Dans le cadre de la plupart des transactions, un audit d’actifs immatériels est conduit afin d’identifier les actifs de la société dite «cible» et d’évaluer leur portée. Toutefois, un audit incorrectement mené peut entraîner des conséquences importantes, allant de la simple rectification à la dévalorisation drastique de la société acquise. Quelles sont les erreurs les plus couramment commises et comment parvenir à les réparer ?
Par Sabine Rigaud, avocat en droit de la propriété intellectuelle. Elle accompagne les entreprises en conseil comme en contentieux, dans le cadre de problématiques relatives au droit des marques, au droit des dessins et modèles et au droit d’auteur. sabine.rigaud@cms-fl.com
Lors d’une transaction, quelle qu’en soit la nature, l’attention des acquéreurs se dirige assez prosaïquement sur des données chiffrées, négligeant souvent des aspects – sinon plus cruciaux – du moins d’égale importance, tels que l’analyse des actifs immatériels de la société.

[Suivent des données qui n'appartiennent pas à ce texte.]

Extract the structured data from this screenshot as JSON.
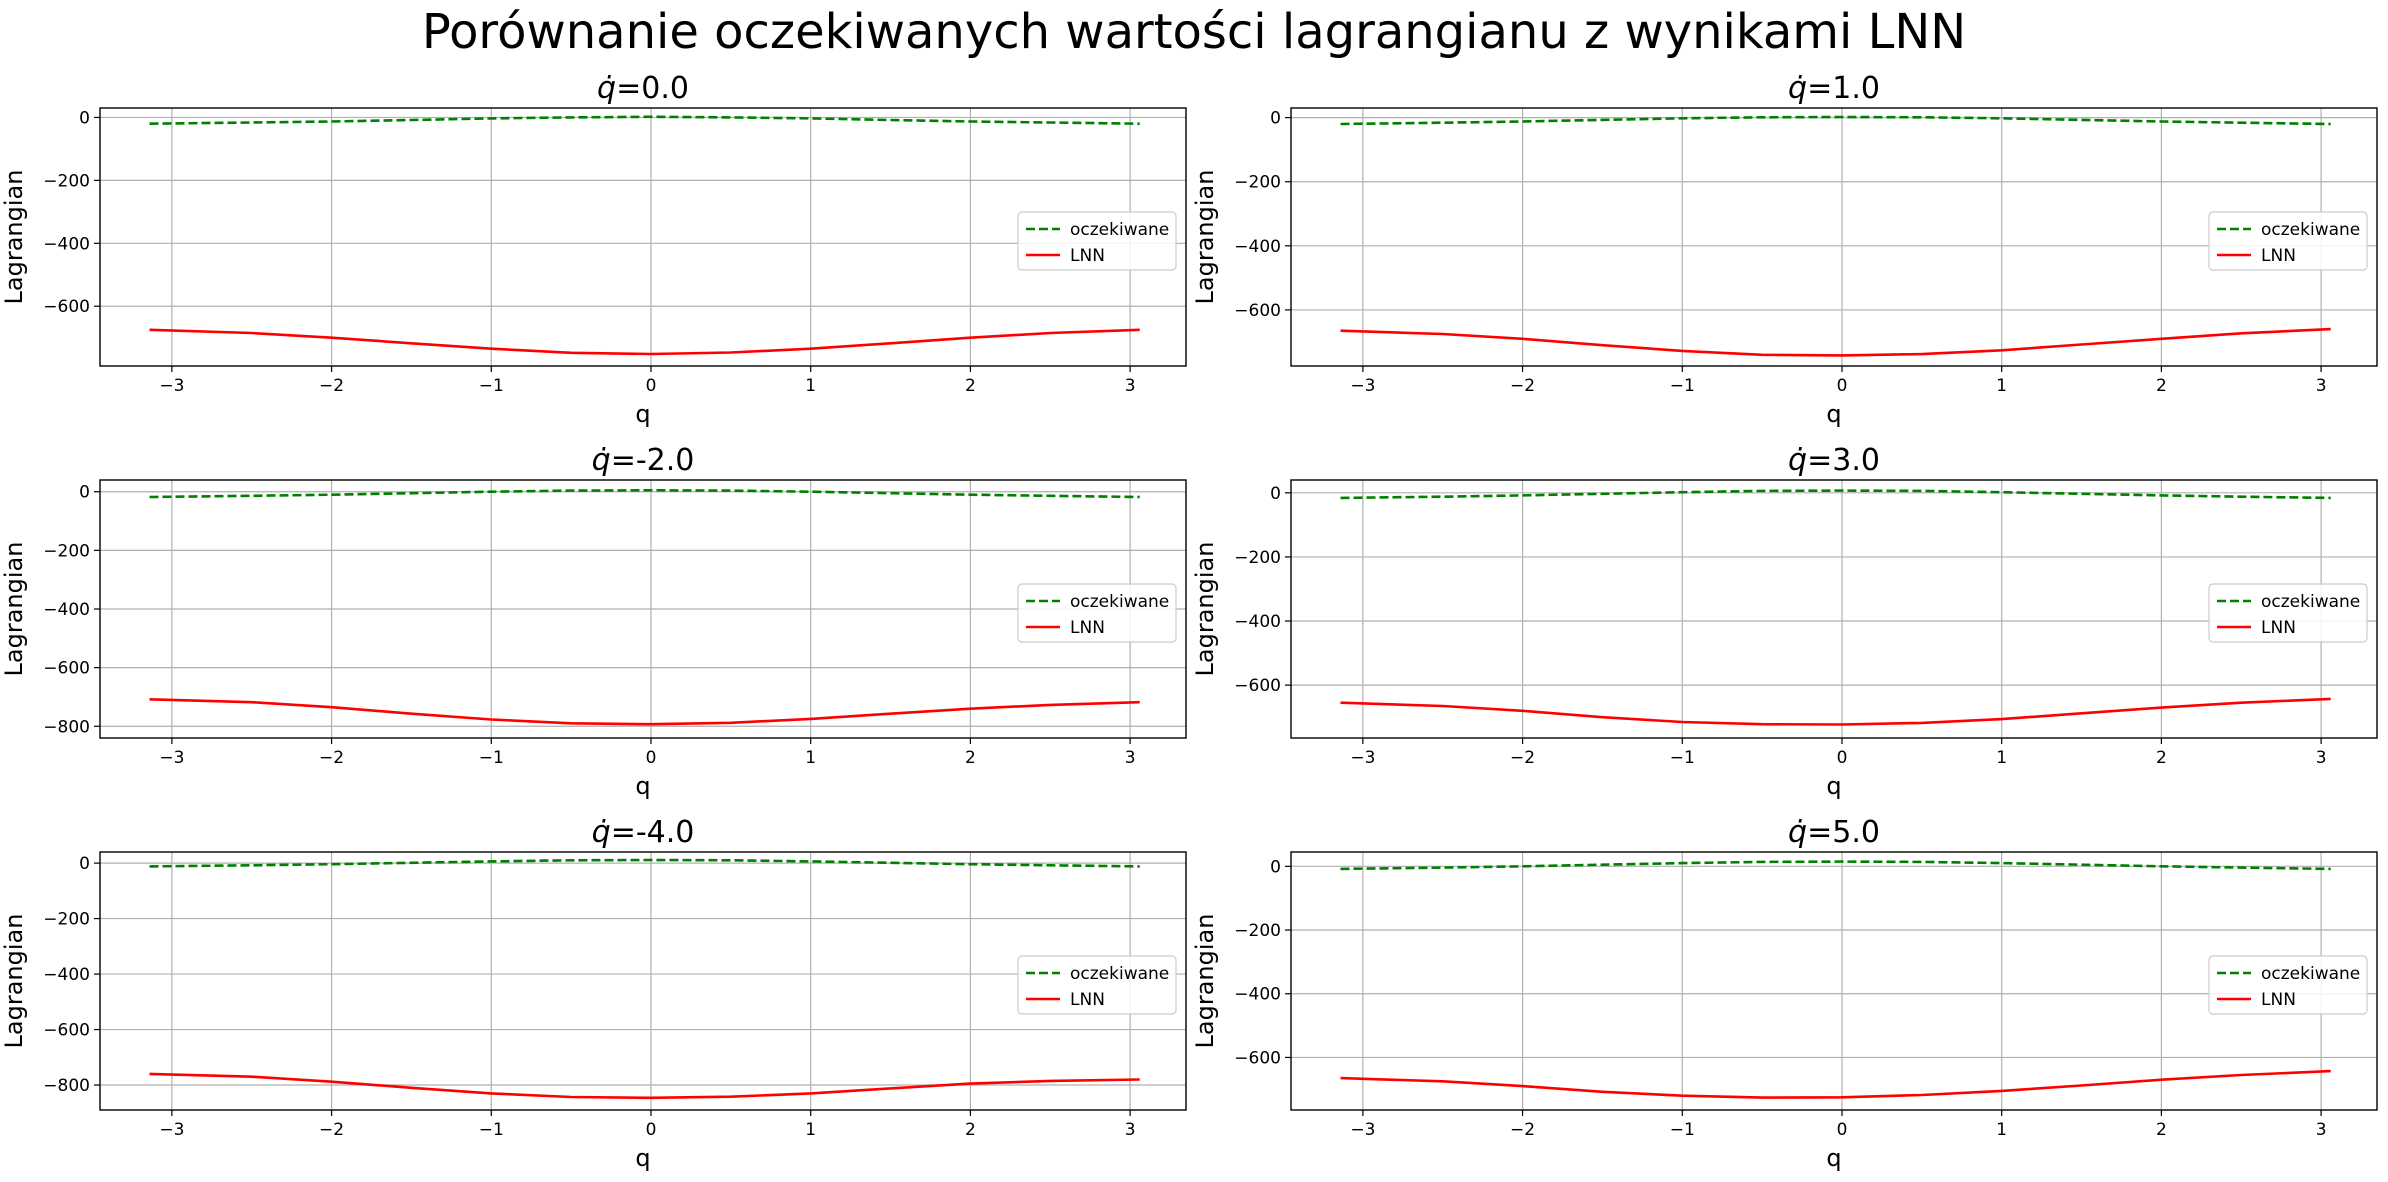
{
  "suptitle": "Porównanie oczekiwanych wartości lagrangianu z wynikami LNN",
  "colors": {
    "expected": "#008000",
    "lnn": "#ff0000",
    "grid": "#b0b0b0",
    "axes": "#000000"
  },
  "chart_data": [
    {
      "type": "line",
      "title_prefix": "q̇",
      "title_value": "=0.0",
      "xlabel": "q",
      "ylabel": "Lagrangian",
      "xlim": [
        -3.45,
        3.35
      ],
      "ylim": [
        -790,
        30
      ],
      "xticks": [
        -3,
        -2,
        -1,
        0,
        1,
        2,
        3
      ],
      "yticks": [
        0,
        -200,
        -400,
        -600
      ],
      "xtick_labels": [
        "−3",
        "−2",
        "−1",
        "0",
        "1",
        "2",
        "3"
      ],
      "ytick_labels": [
        "0",
        "−200",
        "−400",
        "−600"
      ],
      "grid": true,
      "legend_position": "center-right",
      "x": [
        -3.14,
        -2.5,
        -2.0,
        -1.5,
        -1.0,
        -0.5,
        0.0,
        0.5,
        1.0,
        1.5,
        2.0,
        2.5,
        3.06
      ],
      "series": [
        {
          "name": "oczekiwane",
          "style": "dashed",
          "values": [
            -20,
            -16,
            -13,
            -8,
            -3,
            0,
            2,
            0,
            -3,
            -8,
            -13,
            -16,
            -20
          ]
        },
        {
          "name": "LNN",
          "style": "solid",
          "values": [
            -675,
            -685,
            -700,
            -718,
            -735,
            -748,
            -752,
            -747,
            -735,
            -718,
            -700,
            -685,
            -675
          ]
        }
      ]
    },
    {
      "type": "line",
      "title_prefix": "q̇",
      "title_value": "=1.0",
      "xlabel": "q",
      "ylabel": "Lagrangian",
      "xlim": [
        -3.45,
        3.35
      ],
      "ylim": [
        -775,
        30
      ],
      "xticks": [
        -3,
        -2,
        -1,
        0,
        1,
        2,
        3
      ],
      "yticks": [
        0,
        -200,
        -400,
        -600
      ],
      "xtick_labels": [
        "−3",
        "−2",
        "−1",
        "0",
        "1",
        "2",
        "3"
      ],
      "ytick_labels": [
        "0",
        "−200",
        "−400",
        "−600"
      ],
      "grid": true,
      "legend_position": "center-right",
      "x": [
        -3.14,
        -2.5,
        -2.0,
        -1.5,
        -1.0,
        -0.5,
        0.0,
        0.5,
        1.0,
        1.5,
        2.0,
        2.5,
        3.06
      ],
      "series": [
        {
          "name": "oczekiwane",
          "style": "dashed",
          "values": [
            -20,
            -16,
            -12,
            -7,
            -2,
            1,
            2,
            1,
            -2,
            -7,
            -12,
            -16,
            -20
          ]
        },
        {
          "name": "LNN",
          "style": "solid",
          "values": [
            -665,
            -675,
            -690,
            -710,
            -728,
            -740,
            -742,
            -738,
            -726,
            -708,
            -690,
            -673,
            -660
          ]
        }
      ]
    },
    {
      "type": "line",
      "title_prefix": "q̇",
      "title_value": "=-2.0",
      "xlabel": "q",
      "ylabel": "Lagrangian",
      "xlim": [
        -3.45,
        3.35
      ],
      "ylim": [
        -840,
        40
      ],
      "xticks": [
        -3,
        -2,
        -1,
        0,
        1,
        2,
        3
      ],
      "yticks": [
        0,
        -200,
        -400,
        -600,
        -800
      ],
      "xtick_labels": [
        "−3",
        "−2",
        "−1",
        "0",
        "1",
        "2",
        "3"
      ],
      "ytick_labels": [
        "0",
        "−200",
        "−400",
        "−600",
        "−800"
      ],
      "grid": true,
      "legend_position": "center-right",
      "x": [
        -3.14,
        -2.5,
        -2.0,
        -1.5,
        -1.0,
        -0.5,
        0.0,
        0.5,
        1.0,
        1.5,
        2.0,
        2.5,
        3.06
      ],
      "series": [
        {
          "name": "oczekiwane",
          "style": "dashed",
          "values": [
            -18,
            -14,
            -10,
            -5,
            0,
            4,
            5,
            4,
            0,
            -5,
            -10,
            -14,
            -18
          ]
        },
        {
          "name": "LNN",
          "style": "solid",
          "values": [
            -708,
            -718,
            -735,
            -757,
            -777,
            -790,
            -793,
            -788,
            -775,
            -757,
            -740,
            -727,
            -718
          ]
        }
      ]
    },
    {
      "type": "line",
      "title_prefix": "q̇",
      "title_value": "=3.0",
      "xlabel": "q",
      "ylabel": "Lagrangian",
      "xlim": [
        -3.45,
        3.35
      ],
      "ylim": [
        -765,
        40
      ],
      "xticks": [
        -3,
        -2,
        -1,
        0,
        1,
        2,
        3
      ],
      "yticks": [
        0,
        -200,
        -400,
        -600
      ],
      "xtick_labels": [
        "−3",
        "−2",
        "−1",
        "0",
        "1",
        "2",
        "3"
      ],
      "ytick_labels": [
        "0",
        "−200",
        "−400",
        "−600"
      ],
      "grid": true,
      "legend_position": "center-right",
      "x": [
        -3.14,
        -2.5,
        -2.0,
        -1.5,
        -1.0,
        -0.5,
        0.0,
        0.5,
        1.0,
        1.5,
        2.0,
        2.5,
        3.06
      ],
      "series": [
        {
          "name": "oczekiwane",
          "style": "dashed",
          "values": [
            -16,
            -12,
            -8,
            -3,
            2,
            6,
            7,
            6,
            2,
            -3,
            -8,
            -12,
            -16
          ]
        },
        {
          "name": "LNN",
          "style": "solid",
          "values": [
            -655,
            -665,
            -680,
            -700,
            -715,
            -722,
            -723,
            -718,
            -706,
            -688,
            -670,
            -655,
            -643
          ]
        }
      ]
    },
    {
      "type": "line",
      "title_prefix": "q̇",
      "title_value": "=-4.0",
      "xlabel": "q",
      "ylabel": "Lagrangian",
      "xlim": [
        -3.45,
        3.35
      ],
      "ylim": [
        -890,
        40
      ],
      "xticks": [
        -3,
        -2,
        -1,
        0,
        1,
        2,
        3
      ],
      "yticks": [
        0,
        -200,
        -400,
        -600,
        -800
      ],
      "xtick_labels": [
        "−3",
        "−2",
        "−1",
        "0",
        "1",
        "2",
        "3"
      ],
      "ytick_labels": [
        "0",
        "−200",
        "−400",
        "−600",
        "−800"
      ],
      "grid": true,
      "legend_position": "center-right",
      "x": [
        -3.14,
        -2.5,
        -2.0,
        -1.5,
        -1.0,
        -0.5,
        0.0,
        0.5,
        1.0,
        1.5,
        2.0,
        2.5,
        3.06
      ],
      "series": [
        {
          "name": "oczekiwane",
          "style": "dashed",
          "values": [
            -12,
            -8,
            -4,
            1,
            6,
            10,
            11,
            10,
            6,
            1,
            -4,
            -8,
            -12
          ]
        },
        {
          "name": "LNN",
          "style": "solid",
          "values": [
            -760,
            -770,
            -788,
            -810,
            -830,
            -843,
            -846,
            -842,
            -830,
            -812,
            -795,
            -785,
            -780
          ]
        }
      ]
    },
    {
      "type": "line",
      "title_prefix": "q̇",
      "title_value": "=5.0",
      "xlabel": "q",
      "ylabel": "Lagrangian",
      "xlim": [
        -3.45,
        3.35
      ],
      "ylim": [
        -765,
        45
      ],
      "xticks": [
        -3,
        -2,
        -1,
        0,
        1,
        2,
        3
      ],
      "yticks": [
        0,
        -200,
        -400,
        -600
      ],
      "xtick_labels": [
        "−3",
        "−2",
        "−1",
        "0",
        "1",
        "2",
        "3"
      ],
      "ytick_labels": [
        "0",
        "−200",
        "−400",
        "−600"
      ],
      "grid": true,
      "legend_position": "center-right",
      "x": [
        -3.14,
        -2.5,
        -2.0,
        -1.5,
        -1.0,
        -0.5,
        0.0,
        0.5,
        1.0,
        1.5,
        2.0,
        2.5,
        3.06
      ],
      "series": [
        {
          "name": "oczekiwane",
          "style": "dashed",
          "values": [
            -8,
            -4,
            0,
            5,
            10,
            14,
            15,
            14,
            10,
            5,
            0,
            -4,
            -8
          ]
        },
        {
          "name": "LNN",
          "style": "solid",
          "values": [
            -665,
            -675,
            -690,
            -708,
            -720,
            -726,
            -725,
            -718,
            -705,
            -688,
            -670,
            -655,
            -643
          ]
        }
      ]
    }
  ]
}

Une des erreurs les plus communes porte sur l’identification des actifs détenus par la cible et leur adéquation à l’activité visée par la société acquéreuse. S’il est généralement aisé d’identifier les actifs enregistrés au nom d’un titulaire donné et de s’assurer qu’ils seront valablement acquis, une fois la transaction réalisée, il est néanmoins plus difficile de s’assurer de l’exhaustivité de ces actifs. En effet, il arrive que certaines cessions ne soient pas inscrites et que, par conséquent, certains actifs apparaissent détenus par leur ancien titulaire. Il est encore possible que certains actifs aient été cédés par un cédant dépourvu de tout pouvoir de conclure ladite cession. Des régularisations sont possibles mais elles sont parfois compliquées à mettre en œuvre a posteriori.
L’acquéreur sera également avisé de veiller à ce que l’usage des actifs concernés ne soit pas entravé par les droits de tiers. C’est le cas notamment lorsque certains droits sont détenus en cotitularité ou lorsque les actifs concernés font l’objet de contrats de licence. Ces derniers contrats étant souvent conclus en considération de la personne contractante, il n’est pas rare qu’ils soient automatiquement résiliés en cas de transaction.
Il n’est enfin pas suffisant de vérifier si la cible est titulaire de droits enregistrés, encore faut-il vérifier si ces droits sont en adéquation avec le modèle commercial envisagé par l’acquéreur. En effet, l’expansion internationale d’une entreprise peut s’avérer compromise si les marques, brevets ou dessins et modèles, qui ont vocation à être exploités, ne couvrent pas les territoires convoités et qu’il existe sur ces derniers des droits antérieurs similaires détenus par un tiers. Des alternatives peuvent être envisagées, telles que l’usage d’une marque distincte sur certains territoires, l’acquisition du titre gênant ou encore la conclusion d’un accord de coexistence.
Un autre exemple classique réside dans l’encadrement des acquisitions de logiciels ou de licence d’utilisation de logiciel. En effet, si l’éditeur du logiciel fait l’objet d’une liquidation judiciaire et n’est plus en mesure d’assurer la maintenance, il deviendra impossible d’identifier et de corriger les anomalies de fonctionnement, ce qui réduira considérablement la performance du logiciel. Dans le cadre de l’audit conduit en amont de la transaction, il convient donc de s’assurer, soit de la titularité des droits sur les éventuels logiciels essentiels à la conduite de l’activité, soit de la conclusion d’un accord d’entiercement.
Afin de prévenir toutes ces déconvenues, le nouvel acquéreur devra impérativement se montrer attentif à la rédaction des clauses de garantie. Celles-ci permettent de sécuriser la reprise des actifs en prévoyant notamment que la société cible garantisse la titularité des droits pertinents et leur liberté d’exploitation, dans la mesure requise.